I am using VPN service to access some work from abroad. Sometimes my VPN connection drops and my computer automatically connects to my local connection, which I do not won't as it immediately discloses my actual IP. The VPN service provider's support could not help me. Is there anyway to block my computer from reconnecting to my local connection?
To elaborate on Zoredache's answer, your problem can be solved by changing your routing configuration. I'll provide examples for Windows.
Step 1: Description and Default Gateway
Firstly, you need to determine your local connection's Description and Default Gateway. Open up a command prompt (
cmd) and then run
ipconfig /all. You will see output similar to the following:
Windows IP Configuration ... Ethernet adapter Local Network Connection: ... Description . . . . . . . . . . . : Intel(R) 123BBQ Network Connection Physical Address. . . . . . . . . : 12-FE-34-DC-56-BA ... IPv4 Address. . . . . . . . . . . : 126.96.36.199(Preferred) Subnet Mask . . . . . . . . . . . : 255.255.255.0 ... Default Gateway . . . . . . . . . : 188.8.131.52 ... ...
Note that if you are connecting to your ISP first, (Eg. via a PPPoE connection where you enter a username and password), you will need to look for something like
PPP adapter <Connection Name>: instead. In this example, the Description is Intel(R) 123BBQ Network Connection and the Default Gateway is 184.108.40.206.

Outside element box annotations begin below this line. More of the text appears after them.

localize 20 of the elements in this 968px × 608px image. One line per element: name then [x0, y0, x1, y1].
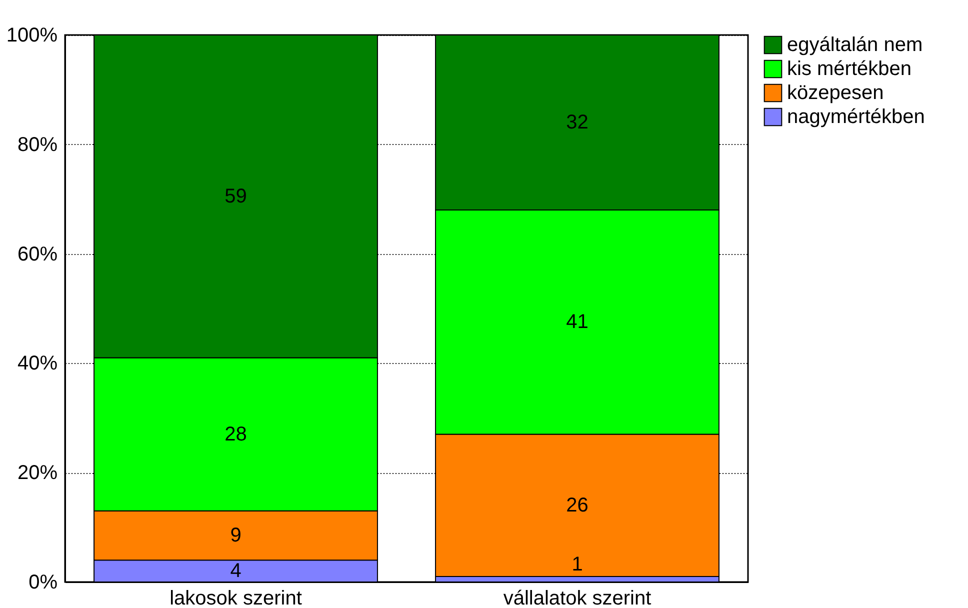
x-tick-label: vállalatok szerint [503, 588, 652, 608]
data-label: 32 [566, 112, 588, 134]
legend-label: közepesen [787, 82, 884, 104]
legend-label: nagymértékben [787, 106, 925, 128]
y-tick-label: 20% [17, 462, 58, 484]
y-tick-label: 0% [28, 572, 58, 594]
data-label: 4 [230, 560, 242, 582]
y-tick-label: 60% [17, 243, 58, 266]
data-label: 59 [224, 185, 247, 208]
y-tick-label: 40% [17, 352, 58, 375]
y-tick-label: 80% [17, 134, 58, 156]
legend-label: kis mértékben [787, 58, 912, 80]
data-label: 28 [224, 423, 247, 446]
y-tick-label: 100% [6, 24, 58, 46]
x-tick-label: lakosok szerint [170, 588, 302, 608]
data-label: 1 [572, 554, 583, 576]
data-label: 41 [566, 311, 588, 334]
data-label: 9 [230, 524, 242, 547]
legend-label: egyáltalán nem [787, 34, 923, 56]
data-label: 26 [566, 494, 588, 516]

Step 2: VPN End Point IP Address
Next, you need your VPN end point's IP address. You mention that you use a VPN service provider. If your VPN connects to a hostname (Eg. vpn1.serviceprovider.com), you can determine the IP address by running
ping vpn1.serviceprovider.com in the command prompt (
nslookup may also be used):
Pinging vpn1.serviceprovider.com [220.127.116.11] with 32 bytes of data: Reply from 18.104.22.168: bytes=32 time=50ms TTL=55 ...
In this example, the VPN end point IP is 22.214.171.124.
Step 3: Interface Number
Lastly, you need your local connection's interface number. Run
route print x (x is a bogus filter so you don't see much more than the interface list) in the command prompt:
=========================================================================== Interface List ... 11...12 fe 34 dc 56 ba ......Intel(R) 123BBQ Network Connection 1...........................Software Loopback Interface 1 ... =========================================================================== ...
The interface number is the first number on the line, and you need to find the line that has the same description as in our first step. In this example, Intel(R) 123BBQ Network Connection has an interface number of 11.
Setting It All Up
Once you have all this information, and after you are connected to your VPN, run the following in the command prompt:
route add <VPN end point IP> mask 255.255.255.255 <Local connection's Default Gateway> metric 1 if <Local connection's interface number> route delete 0.0.0.0 if <Local connection's interface number> Eg: route add 126.96.36.199 mask 255.255.255.255 188.8.131.52 metric 1 if 11 Eg: route delete 0.0.0.0 if 11
This will remove the default route from your local connection, and replaces it with a single route directly to your VPN end point. Now, when your VPN connection drops, there is no route for traffic to reach the internet, so your IP address won't be exposed.
To restore your local connection's default route, you can run the following in the command prompt:
route add 0.0.0.0 mask 0.0.0.0 <Local connection's Default Gateway> metric 1 if <Local connection's interface number> Eg: route add 0.0.0.0 mask 0.0.0.0 184.108.40.206 metric 1 if 11
You may need to do this in order to reconnect to the VPN if your VPN connects to a hostname, or if you simply want to stop using the VPN.
If your VPN end point IP address never changes (Your VPN service provider may be able to tell you whether this is the case), you can even save the completed commands to files ending in
enablerouting.bat). That way, double-clicking on the files will run the commands without you having to type them in every time.